The next time that I read that an automotive procedure is a real Pain In The Ass I'm going to think twice about doing it myself.
I finally got around to replacing my rear brake pads this weekend. It hadn't been an emergency before Christmas, so I had put off doing it for a while, and finally thought that this weekend would be a good time to get my hands greasy (Figuring that if I got out my testosterone that way, then I wouldn't feel bad about not watching the Super Bowl). I took Ishy on a failed expidition to find Fort Funston in S.F. yesterday (don't go on John Muir Road, it's right off of 35) and got back at 2:00 P.M. yesterday. Figuring that gave me 3+ hours of daylight, and that an hour per tire was a good measure (it was right for the fronts with no experience, so I figure it would be good for the more challenging rears with some experience) I lifted the car and started to work.
All was well until I got to the part where you have to push the fully extended (because the pads are so thin) piston all the way in to make room for the new fuller pads. On the front axle you do this by applying preassure with a C-clamp before you remove the calipers. On the rear axle (since it's where the emergency brake goes), you do this by actually screwing in the piston. And the only grip you get is these two small notches at either end of a diameter.
So there is a 'proper' tool for this (we'll come to that later), but without it you have to do what I did which is to apply about as much torque as is reasonably possible to a pair of needle nose pliers while applying also as much force as is reasonably possible to keep the points wedged into the notches and rotate clockwise. After an hour or more of gruelling work, I finally was able to get the first piston in place and reattach the caliper to the rotor.

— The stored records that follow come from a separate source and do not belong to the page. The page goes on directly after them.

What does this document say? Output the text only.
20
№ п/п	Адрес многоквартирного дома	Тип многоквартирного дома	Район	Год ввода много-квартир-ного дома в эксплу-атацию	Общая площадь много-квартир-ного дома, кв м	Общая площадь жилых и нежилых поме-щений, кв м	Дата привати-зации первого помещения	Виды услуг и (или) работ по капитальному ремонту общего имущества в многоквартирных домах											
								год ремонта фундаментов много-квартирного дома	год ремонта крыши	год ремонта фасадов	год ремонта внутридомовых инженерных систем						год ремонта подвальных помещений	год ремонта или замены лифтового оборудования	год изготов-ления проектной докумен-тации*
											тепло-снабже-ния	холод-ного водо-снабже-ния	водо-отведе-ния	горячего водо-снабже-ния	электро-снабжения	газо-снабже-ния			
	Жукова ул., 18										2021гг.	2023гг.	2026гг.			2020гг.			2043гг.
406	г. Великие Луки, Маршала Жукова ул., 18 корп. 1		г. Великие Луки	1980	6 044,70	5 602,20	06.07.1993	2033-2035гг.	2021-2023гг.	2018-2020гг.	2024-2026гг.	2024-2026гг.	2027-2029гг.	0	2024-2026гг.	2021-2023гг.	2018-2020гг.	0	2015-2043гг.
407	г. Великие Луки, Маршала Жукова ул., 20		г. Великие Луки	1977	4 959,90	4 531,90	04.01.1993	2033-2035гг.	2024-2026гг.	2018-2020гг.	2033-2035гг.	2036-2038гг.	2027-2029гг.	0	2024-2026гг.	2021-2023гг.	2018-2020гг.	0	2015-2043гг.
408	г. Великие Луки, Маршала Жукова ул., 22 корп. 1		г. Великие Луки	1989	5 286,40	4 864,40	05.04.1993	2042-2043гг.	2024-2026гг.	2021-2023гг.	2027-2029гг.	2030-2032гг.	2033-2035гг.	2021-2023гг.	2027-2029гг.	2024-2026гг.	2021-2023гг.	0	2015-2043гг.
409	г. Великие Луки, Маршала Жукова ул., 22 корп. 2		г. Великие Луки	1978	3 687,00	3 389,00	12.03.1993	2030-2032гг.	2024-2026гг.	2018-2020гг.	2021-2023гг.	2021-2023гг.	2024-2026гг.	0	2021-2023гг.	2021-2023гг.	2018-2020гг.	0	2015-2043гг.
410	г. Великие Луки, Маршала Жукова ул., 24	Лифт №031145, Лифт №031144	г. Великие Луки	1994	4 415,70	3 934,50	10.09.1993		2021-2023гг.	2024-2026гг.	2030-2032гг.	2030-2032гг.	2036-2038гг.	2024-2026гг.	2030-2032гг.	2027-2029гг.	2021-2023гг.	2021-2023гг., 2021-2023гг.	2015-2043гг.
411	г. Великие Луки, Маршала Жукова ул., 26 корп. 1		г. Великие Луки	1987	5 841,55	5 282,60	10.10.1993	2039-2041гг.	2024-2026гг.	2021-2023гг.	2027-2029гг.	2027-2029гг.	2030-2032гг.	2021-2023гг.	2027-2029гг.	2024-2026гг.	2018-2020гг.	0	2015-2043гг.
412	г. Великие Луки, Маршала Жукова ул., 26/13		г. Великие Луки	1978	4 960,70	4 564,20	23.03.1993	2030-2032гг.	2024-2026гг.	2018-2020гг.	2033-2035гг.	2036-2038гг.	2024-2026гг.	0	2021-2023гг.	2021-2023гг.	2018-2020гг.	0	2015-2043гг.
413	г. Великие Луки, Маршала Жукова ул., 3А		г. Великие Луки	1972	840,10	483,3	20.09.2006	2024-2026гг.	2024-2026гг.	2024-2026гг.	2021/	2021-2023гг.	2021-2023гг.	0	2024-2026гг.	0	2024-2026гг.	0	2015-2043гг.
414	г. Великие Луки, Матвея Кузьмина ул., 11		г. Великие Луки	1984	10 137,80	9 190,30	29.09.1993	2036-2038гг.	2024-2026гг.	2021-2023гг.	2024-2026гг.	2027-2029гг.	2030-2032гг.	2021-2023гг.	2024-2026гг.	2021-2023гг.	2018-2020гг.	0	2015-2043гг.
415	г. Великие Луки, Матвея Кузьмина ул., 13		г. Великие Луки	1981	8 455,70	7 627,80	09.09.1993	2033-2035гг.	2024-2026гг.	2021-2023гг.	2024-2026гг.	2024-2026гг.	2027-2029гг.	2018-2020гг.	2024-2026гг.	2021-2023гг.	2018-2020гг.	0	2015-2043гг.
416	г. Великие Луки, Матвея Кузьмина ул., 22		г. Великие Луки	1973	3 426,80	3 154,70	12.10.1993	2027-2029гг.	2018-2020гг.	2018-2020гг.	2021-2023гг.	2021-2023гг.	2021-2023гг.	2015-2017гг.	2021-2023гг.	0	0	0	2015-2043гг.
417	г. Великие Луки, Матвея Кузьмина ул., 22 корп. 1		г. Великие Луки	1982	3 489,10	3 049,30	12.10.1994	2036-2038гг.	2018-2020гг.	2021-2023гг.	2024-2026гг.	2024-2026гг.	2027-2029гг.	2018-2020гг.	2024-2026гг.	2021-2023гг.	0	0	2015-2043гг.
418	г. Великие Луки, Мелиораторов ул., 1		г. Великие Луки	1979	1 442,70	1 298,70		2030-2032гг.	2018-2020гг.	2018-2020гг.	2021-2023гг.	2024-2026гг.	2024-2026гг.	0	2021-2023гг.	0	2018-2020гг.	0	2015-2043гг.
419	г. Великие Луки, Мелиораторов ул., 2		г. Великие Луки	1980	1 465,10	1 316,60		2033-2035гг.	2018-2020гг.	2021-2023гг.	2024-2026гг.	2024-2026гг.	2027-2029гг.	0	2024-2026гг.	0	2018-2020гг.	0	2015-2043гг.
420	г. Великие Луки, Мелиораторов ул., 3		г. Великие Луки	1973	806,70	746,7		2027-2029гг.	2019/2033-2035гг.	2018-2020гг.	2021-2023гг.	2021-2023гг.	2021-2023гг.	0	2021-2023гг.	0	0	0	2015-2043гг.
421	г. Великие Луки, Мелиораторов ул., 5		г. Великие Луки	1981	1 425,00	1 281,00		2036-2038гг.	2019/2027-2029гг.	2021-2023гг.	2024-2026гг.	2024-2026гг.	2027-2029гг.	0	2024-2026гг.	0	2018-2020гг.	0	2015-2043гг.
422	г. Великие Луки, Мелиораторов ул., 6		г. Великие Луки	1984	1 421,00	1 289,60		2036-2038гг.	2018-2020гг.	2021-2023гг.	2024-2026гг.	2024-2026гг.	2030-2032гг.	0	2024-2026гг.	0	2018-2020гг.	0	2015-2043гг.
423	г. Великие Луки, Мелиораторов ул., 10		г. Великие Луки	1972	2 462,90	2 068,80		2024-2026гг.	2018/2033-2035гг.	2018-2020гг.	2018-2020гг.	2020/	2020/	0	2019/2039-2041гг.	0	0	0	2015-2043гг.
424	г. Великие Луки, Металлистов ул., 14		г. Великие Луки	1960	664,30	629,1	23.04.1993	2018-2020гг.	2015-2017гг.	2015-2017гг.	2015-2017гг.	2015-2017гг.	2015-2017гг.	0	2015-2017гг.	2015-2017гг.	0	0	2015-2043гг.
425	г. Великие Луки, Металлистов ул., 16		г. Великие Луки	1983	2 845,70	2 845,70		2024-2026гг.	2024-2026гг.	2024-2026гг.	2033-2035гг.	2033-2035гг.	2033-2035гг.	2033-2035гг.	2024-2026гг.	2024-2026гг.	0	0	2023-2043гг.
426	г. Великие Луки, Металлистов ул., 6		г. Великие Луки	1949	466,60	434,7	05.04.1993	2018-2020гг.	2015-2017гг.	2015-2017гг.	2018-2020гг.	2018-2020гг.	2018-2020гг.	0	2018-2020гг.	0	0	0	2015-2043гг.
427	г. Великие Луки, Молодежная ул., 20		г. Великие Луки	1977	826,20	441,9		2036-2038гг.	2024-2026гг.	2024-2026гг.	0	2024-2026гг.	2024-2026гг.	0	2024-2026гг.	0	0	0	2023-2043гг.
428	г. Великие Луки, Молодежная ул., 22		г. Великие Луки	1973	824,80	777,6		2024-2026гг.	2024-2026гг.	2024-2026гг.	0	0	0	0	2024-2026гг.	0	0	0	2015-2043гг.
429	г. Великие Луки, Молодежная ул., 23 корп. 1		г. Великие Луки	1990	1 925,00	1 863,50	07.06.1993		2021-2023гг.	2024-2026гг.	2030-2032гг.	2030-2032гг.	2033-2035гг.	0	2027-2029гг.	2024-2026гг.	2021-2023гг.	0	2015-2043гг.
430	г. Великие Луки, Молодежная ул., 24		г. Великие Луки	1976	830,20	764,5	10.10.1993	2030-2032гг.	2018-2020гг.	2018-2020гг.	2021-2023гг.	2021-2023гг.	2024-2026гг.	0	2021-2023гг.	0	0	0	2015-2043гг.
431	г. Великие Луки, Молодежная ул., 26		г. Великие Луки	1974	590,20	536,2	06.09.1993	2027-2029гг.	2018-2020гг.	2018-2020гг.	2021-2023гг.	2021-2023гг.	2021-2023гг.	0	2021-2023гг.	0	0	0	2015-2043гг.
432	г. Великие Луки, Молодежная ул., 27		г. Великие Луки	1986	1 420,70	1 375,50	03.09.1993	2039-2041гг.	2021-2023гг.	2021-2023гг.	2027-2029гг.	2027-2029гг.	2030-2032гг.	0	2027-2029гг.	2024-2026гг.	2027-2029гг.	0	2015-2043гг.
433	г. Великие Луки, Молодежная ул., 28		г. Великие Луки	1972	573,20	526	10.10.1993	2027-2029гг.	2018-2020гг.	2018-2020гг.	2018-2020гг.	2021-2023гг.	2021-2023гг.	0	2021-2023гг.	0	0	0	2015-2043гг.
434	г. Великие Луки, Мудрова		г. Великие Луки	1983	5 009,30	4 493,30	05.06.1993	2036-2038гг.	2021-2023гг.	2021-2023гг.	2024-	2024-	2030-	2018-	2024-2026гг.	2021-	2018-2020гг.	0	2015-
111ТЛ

The problem is that the last few turns were easy, and so drunk on power I figured that I could get the other one done with plenty of time before the sun went down. Boy was I wrong.
After two hours of grunting and turning I finally conceeded that the dark and hunger were winning. I think part of this was that the other piston had been extended further, and that also the muscles in my hand were a cramping tired mess. I went to get dinner and tried again for another half hour or so with a head lamp before finally giving up for the night.
But, I'm extraordinarily paranoid and live in California, so my mind kept running to thoughts of earthquakes in the middle of the night throwing my car off the jacks and onto it's poor untired rotor. After some extremem mental anguish I went and put the tire back on inspite of it's brake not being attached, just in case it fell in the night.
Anyway, this morning I took a walk to Pep Boys and found the 'proper' tool for the job. Usually I'm against unitaskers (I liked Alton Brown's reasonings here), but this was a $10 tool that was going to save me hours of work, which easily made it a cost effective decision in my book. Anyway the break piston tool (that's really it's name) is a cube with 3/8 inch holes on all the sides (for a socket wrench to attach) and little nubbins of all sorts of shapes to fit whatever your pistons notches happened to look like.
Even with the tool though, the operation was still a major PITA and took anouther half hour of gruelling arm work. Mostly the problems stemmed from not having a third arm (I hate how often that's the case with mechanical work) but eventually I made do. And am now driving with a very safe amount of brake pad on all four tires.
Of course after I violated my poor Sally like that (Lifting her dress and leaving her ass facing the street all night, and then grinding away at her again in the morning), I figured I should give her a treat, so we went to the car wash. She looks very pretty now, I just hope she forgives me.